How to prune your tomato plants

  • If you want your tomato plants to produce fruit as soon as possible, bear healthy ripe tomatoes, and avoid diseases and infections, then you will need to prune or ‘pinch’ them regularly.
  • Pinching refers to getting rid of suckers. Suckers are the tomato plant shoots that pop up between the main stem and an adjacent plant branch. Suckers drain plant nutrients and produce inferior tomatoes, so it is best to remove them quickly.
  • When your tomato plant is 4 – 6 inches tall, you can pinch it to encourage faster growth without worrying about the fruit itself because it has not yet bloomed. Pinching younger tomato plants is most effective as the suckers that emerge are still weak.
  • Grab the base of a sucker between your thumb and forefinger. Once you have a firm hold of it, gently bend it towards and away from the plant, until it breaks away from the parent stem.
  • If you notice a young sucker emerging, you will want to pinch it using your fingers by quickly plucking it out.

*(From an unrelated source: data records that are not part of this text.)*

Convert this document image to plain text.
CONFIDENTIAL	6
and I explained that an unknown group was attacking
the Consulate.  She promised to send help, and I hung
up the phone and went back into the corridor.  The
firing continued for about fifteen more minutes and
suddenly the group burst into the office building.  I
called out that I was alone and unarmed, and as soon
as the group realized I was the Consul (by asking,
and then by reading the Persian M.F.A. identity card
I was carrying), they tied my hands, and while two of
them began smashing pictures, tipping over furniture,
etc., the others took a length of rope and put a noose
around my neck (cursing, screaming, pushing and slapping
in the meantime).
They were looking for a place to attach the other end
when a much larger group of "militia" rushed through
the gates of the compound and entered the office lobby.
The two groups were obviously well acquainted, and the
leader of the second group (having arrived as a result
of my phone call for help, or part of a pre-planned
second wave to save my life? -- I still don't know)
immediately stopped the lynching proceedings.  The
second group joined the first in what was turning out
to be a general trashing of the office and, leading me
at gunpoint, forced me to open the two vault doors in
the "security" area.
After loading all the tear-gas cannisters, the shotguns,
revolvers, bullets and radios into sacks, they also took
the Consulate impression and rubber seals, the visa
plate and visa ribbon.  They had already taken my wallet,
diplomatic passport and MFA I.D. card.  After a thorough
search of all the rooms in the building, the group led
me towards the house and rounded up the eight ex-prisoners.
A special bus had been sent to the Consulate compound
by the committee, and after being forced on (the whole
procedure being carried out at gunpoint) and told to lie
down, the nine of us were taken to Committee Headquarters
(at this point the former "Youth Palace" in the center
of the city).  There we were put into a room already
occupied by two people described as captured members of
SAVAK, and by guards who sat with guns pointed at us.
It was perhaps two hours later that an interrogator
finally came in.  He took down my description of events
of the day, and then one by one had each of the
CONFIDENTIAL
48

Don’t use tools such as pruning knives or a pair of clippers, as these cause deep wounds which are difficult for your tomato plant to heal quickly. Such wounds are a hot spot for infection and fungal growth.

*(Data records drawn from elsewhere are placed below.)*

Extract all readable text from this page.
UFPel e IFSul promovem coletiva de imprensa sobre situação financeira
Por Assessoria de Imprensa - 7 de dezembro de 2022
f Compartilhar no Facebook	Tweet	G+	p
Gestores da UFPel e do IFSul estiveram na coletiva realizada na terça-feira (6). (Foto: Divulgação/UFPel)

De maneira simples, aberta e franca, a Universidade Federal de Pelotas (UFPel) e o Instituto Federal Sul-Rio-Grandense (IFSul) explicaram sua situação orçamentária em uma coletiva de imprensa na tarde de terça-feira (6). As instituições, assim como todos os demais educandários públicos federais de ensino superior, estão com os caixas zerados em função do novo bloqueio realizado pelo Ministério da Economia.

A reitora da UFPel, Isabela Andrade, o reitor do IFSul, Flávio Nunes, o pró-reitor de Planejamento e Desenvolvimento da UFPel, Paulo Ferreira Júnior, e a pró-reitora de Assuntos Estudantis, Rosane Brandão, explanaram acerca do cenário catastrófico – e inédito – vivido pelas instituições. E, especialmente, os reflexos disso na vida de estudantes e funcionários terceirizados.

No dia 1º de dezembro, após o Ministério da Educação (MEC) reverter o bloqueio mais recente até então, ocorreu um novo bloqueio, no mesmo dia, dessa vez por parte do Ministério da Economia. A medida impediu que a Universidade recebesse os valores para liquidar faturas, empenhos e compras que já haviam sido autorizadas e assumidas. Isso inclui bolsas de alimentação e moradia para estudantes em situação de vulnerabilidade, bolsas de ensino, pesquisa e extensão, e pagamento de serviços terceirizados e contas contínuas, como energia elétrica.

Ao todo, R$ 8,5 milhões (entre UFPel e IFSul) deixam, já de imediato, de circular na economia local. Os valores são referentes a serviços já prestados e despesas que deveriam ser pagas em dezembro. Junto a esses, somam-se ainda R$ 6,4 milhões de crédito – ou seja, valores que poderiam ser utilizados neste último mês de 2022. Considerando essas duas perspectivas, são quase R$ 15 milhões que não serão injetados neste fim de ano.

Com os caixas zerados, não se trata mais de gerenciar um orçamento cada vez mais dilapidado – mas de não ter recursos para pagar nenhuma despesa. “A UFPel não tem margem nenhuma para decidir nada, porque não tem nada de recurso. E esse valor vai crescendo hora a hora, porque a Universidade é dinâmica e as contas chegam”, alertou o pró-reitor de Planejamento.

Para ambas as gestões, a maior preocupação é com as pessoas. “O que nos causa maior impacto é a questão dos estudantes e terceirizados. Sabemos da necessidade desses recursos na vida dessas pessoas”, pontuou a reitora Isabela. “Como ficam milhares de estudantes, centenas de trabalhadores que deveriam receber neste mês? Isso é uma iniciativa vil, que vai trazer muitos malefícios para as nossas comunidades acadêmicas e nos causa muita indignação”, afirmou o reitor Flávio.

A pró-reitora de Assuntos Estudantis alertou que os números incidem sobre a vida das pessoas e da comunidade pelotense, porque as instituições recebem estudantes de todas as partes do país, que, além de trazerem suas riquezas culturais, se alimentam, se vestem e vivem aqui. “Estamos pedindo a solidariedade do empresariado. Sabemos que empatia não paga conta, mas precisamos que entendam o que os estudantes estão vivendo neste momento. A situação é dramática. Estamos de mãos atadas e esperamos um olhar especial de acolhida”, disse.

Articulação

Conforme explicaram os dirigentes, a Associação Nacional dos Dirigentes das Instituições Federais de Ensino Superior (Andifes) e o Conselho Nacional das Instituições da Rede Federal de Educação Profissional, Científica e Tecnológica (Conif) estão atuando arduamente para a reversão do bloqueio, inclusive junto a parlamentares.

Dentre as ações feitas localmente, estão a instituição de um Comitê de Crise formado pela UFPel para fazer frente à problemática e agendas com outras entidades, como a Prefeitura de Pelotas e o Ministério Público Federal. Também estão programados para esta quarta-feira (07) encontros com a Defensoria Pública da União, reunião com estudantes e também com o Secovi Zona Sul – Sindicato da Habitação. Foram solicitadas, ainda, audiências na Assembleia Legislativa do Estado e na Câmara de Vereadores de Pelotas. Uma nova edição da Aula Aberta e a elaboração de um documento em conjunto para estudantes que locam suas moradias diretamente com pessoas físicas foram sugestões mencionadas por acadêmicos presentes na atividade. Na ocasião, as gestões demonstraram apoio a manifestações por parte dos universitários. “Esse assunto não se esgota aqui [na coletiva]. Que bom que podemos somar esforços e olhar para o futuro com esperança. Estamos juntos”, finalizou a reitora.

  • Once the first fruit cluster of tomatoes has emerged, you can prune the sides of your tomato plant’s stem for maximum prolific growth. If your plant is mature already, you will want to only focus on decaying foliage, yellow leaves, wilting branches and dead plant debris that has fallen off.
  • Be careful not to over prune your tomato plant, especially later during the year when it gets hot. It is possible for your tomato plant to yield a healthy harvest without any pruning. It is not required, but pruning still gives your plant the best shot at flourishing.
Tomato Flower

Taking care of your tomato plant

  • Tomato plants need at least 14 to 18 hours of sunlight every day. If your outdoor environment does not allow this, consider buying grow lights or any other artificial plant lighting to help them grow.
  • Keep removing the oldest leaves of your tomato plant as they grow. These leaves are most prone to fungal infections and soil-borne pathogenic diseases.
  • Strong winds help tomato plants grow sturdy stems when they sway in the air. If you start growing your seedlings indoors, open a fan nearby for 5 – 10 minutes, twice a day to encourage stem growth.
  • Tomato plants really only need adequate sunlight, water, soil nutrients and occasional maintenance. Do well at providing the basic requirements, and you will have a healthy harvest of tomatoes in summer!